I think, there is a dilemma in here. Let’s think about a social issue among youth within a community: pregnancy in adolescents. If our goal is to reach that audience in order to provide them with information to prevent this issue, this give us an idea of which is the kind of content that this audience require.
By the other hand, what they want (and therefore, what is going to help us to engage them) is, for instance, things about pop stars, fashion or music.
And, by the way, maybe that music through videoclips, has been actually one of the triggers of the sexual-centered behavior that lead young people to unexpected pregnancy.
Let’s remember: in this scenario the goal is to reach those who don’t want to be preachify (?) or taught, and not necesarily those who already realized that they are now in a big deal and there is not way back.
So, how do you guys think we could deal with this paradox? The example is very specific and certainly, there must be a lot of alternative content to deliver to this audience, but I believe that sometimes, is going to be very difficult to find a wide range of answers.
A. de la Cruz, who is studying a course from Northwestern University, wrote something I want to use to finish this post:
“Content can be somewhat daunting for marketers.

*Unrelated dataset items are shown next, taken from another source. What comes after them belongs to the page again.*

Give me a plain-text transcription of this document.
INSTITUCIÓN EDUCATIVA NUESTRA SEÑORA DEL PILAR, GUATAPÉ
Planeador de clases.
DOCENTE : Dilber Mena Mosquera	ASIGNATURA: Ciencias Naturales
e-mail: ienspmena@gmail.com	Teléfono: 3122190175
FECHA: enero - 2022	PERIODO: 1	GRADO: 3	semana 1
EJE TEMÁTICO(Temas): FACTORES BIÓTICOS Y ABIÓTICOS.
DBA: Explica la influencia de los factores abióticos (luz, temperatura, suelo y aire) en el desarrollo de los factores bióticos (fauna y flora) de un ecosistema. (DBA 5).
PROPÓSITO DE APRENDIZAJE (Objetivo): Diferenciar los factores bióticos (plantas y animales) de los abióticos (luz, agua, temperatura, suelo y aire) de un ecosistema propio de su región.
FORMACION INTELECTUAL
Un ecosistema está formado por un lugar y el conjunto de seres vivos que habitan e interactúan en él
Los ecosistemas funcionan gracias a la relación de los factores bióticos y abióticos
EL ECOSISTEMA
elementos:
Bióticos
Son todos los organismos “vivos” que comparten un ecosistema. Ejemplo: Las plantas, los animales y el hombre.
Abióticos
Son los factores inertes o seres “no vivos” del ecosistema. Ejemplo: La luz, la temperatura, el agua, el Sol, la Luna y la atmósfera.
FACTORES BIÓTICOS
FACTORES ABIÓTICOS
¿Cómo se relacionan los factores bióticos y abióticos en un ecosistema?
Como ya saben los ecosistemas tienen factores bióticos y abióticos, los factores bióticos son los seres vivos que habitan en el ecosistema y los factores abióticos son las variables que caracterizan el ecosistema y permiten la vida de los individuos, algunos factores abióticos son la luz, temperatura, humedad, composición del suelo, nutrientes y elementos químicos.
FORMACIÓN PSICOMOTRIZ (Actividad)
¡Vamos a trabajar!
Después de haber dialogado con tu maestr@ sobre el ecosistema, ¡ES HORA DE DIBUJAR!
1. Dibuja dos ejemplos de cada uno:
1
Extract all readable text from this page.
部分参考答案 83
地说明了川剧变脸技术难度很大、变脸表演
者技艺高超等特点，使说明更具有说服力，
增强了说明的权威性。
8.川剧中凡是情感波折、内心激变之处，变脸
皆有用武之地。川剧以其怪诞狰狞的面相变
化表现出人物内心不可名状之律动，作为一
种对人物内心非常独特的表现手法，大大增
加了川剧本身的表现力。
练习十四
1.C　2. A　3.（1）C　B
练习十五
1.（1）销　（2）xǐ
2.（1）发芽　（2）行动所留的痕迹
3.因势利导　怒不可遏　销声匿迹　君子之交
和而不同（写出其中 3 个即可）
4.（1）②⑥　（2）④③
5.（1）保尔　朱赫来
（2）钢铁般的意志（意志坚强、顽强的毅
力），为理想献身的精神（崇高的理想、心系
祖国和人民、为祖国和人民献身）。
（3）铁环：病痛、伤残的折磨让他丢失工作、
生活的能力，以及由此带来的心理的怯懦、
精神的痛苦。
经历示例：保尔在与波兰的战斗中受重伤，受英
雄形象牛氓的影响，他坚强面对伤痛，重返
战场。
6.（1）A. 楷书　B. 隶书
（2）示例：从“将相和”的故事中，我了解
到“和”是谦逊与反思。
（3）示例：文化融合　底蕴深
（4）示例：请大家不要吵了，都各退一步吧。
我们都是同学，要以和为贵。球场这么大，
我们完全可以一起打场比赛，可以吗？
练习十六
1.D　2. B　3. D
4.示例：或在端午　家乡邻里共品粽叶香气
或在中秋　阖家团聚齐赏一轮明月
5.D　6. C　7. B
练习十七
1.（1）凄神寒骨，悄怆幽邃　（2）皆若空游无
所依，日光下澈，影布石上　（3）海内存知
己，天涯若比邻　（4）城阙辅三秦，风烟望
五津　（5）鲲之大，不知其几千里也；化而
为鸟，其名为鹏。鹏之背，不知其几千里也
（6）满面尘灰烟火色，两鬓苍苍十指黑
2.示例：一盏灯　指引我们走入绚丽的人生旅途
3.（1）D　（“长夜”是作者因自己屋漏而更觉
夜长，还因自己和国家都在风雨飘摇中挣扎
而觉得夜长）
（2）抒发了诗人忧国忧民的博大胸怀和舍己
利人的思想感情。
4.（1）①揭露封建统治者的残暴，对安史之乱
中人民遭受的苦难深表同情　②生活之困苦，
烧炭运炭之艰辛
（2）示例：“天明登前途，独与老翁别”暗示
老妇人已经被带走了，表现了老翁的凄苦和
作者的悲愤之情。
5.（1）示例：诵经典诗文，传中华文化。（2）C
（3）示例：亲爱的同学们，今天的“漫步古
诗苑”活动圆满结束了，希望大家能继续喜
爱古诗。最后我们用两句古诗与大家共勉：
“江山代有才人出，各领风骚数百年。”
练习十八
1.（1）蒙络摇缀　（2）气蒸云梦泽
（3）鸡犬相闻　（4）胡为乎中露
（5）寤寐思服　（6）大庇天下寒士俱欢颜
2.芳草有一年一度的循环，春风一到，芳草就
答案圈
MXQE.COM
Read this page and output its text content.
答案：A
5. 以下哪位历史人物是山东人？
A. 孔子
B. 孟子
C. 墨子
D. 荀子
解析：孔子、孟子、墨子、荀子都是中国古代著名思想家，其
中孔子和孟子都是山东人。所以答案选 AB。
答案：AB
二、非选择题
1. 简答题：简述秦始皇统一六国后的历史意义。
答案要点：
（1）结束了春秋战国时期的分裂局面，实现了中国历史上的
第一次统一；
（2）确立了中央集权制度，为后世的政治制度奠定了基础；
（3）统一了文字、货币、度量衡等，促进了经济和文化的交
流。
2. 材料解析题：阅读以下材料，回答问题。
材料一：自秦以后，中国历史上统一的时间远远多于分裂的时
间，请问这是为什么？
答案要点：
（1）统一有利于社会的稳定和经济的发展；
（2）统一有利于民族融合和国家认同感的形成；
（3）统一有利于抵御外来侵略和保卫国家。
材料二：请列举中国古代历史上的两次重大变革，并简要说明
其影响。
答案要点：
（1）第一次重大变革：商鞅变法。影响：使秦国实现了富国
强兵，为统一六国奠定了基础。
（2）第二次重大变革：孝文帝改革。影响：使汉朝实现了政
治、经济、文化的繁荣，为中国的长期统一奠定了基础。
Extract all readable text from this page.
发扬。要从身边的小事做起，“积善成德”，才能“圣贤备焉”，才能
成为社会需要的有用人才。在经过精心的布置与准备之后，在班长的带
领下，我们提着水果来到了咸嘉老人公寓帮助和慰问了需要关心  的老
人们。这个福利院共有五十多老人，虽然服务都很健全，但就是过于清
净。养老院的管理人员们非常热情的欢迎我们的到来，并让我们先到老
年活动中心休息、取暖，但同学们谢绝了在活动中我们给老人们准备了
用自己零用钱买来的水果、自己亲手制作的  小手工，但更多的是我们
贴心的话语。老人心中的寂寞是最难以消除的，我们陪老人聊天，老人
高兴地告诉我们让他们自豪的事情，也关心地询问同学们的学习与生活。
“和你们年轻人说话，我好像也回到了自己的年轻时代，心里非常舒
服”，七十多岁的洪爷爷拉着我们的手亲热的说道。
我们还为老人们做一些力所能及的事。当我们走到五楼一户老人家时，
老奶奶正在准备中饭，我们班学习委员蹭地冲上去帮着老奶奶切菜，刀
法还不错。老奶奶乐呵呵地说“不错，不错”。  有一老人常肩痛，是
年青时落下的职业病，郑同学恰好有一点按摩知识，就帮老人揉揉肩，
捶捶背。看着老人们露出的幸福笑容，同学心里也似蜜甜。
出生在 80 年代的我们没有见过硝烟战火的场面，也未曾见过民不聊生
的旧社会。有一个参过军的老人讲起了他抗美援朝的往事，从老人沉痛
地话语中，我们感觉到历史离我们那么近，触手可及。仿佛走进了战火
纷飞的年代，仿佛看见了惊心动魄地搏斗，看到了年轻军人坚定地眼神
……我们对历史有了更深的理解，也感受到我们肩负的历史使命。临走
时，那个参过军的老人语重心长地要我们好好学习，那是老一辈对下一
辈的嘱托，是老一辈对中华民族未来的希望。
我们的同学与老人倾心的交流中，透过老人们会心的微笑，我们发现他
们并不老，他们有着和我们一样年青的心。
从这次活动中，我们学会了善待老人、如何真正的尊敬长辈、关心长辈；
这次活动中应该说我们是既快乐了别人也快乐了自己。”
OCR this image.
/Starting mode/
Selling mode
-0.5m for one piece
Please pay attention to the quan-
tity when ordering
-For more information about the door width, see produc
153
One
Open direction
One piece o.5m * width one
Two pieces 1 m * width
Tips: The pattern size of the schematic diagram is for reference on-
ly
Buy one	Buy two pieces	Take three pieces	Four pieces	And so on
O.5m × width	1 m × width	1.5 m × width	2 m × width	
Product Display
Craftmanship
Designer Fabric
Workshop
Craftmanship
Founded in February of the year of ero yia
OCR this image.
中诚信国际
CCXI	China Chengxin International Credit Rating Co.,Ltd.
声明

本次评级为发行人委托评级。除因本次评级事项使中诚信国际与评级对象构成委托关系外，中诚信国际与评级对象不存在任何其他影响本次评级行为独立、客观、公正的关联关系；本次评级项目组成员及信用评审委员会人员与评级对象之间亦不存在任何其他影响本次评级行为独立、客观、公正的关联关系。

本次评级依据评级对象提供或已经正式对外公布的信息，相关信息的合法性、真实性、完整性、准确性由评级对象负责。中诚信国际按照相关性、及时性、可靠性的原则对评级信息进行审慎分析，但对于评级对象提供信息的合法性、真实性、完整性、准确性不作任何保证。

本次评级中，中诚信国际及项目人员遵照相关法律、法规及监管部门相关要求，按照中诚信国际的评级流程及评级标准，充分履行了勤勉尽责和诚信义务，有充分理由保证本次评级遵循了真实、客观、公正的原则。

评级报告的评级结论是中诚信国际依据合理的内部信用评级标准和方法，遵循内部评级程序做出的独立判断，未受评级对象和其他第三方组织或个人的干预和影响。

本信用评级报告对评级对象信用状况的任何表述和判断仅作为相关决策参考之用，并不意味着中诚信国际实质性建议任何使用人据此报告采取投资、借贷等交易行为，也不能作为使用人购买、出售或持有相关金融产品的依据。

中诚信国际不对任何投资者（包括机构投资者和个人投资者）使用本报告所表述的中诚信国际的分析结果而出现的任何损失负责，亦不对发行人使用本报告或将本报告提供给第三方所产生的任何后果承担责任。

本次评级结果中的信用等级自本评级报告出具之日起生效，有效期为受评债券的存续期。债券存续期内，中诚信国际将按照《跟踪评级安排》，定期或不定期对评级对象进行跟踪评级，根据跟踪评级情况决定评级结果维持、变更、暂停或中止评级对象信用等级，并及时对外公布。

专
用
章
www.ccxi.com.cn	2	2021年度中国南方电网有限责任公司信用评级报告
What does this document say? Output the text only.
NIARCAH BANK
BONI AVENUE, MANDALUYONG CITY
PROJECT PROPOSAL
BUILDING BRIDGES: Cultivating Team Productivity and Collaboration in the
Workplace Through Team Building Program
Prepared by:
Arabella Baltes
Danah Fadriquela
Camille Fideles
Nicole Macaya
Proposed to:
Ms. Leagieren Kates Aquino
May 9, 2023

I believe that good strategic content lies not only the data of the content performance but also psychological behaviors of the audience.
We can only assume what the audience need or want, however through studying psychological behaviors we can safely create a valuable strategy.
Want Vs. Need, there shouldn’t be a choice between them, rather there should be a cohesion of the both in terms of strategy. Identifying the need and presenting it in what the audience wants may prove to be a good strategy.”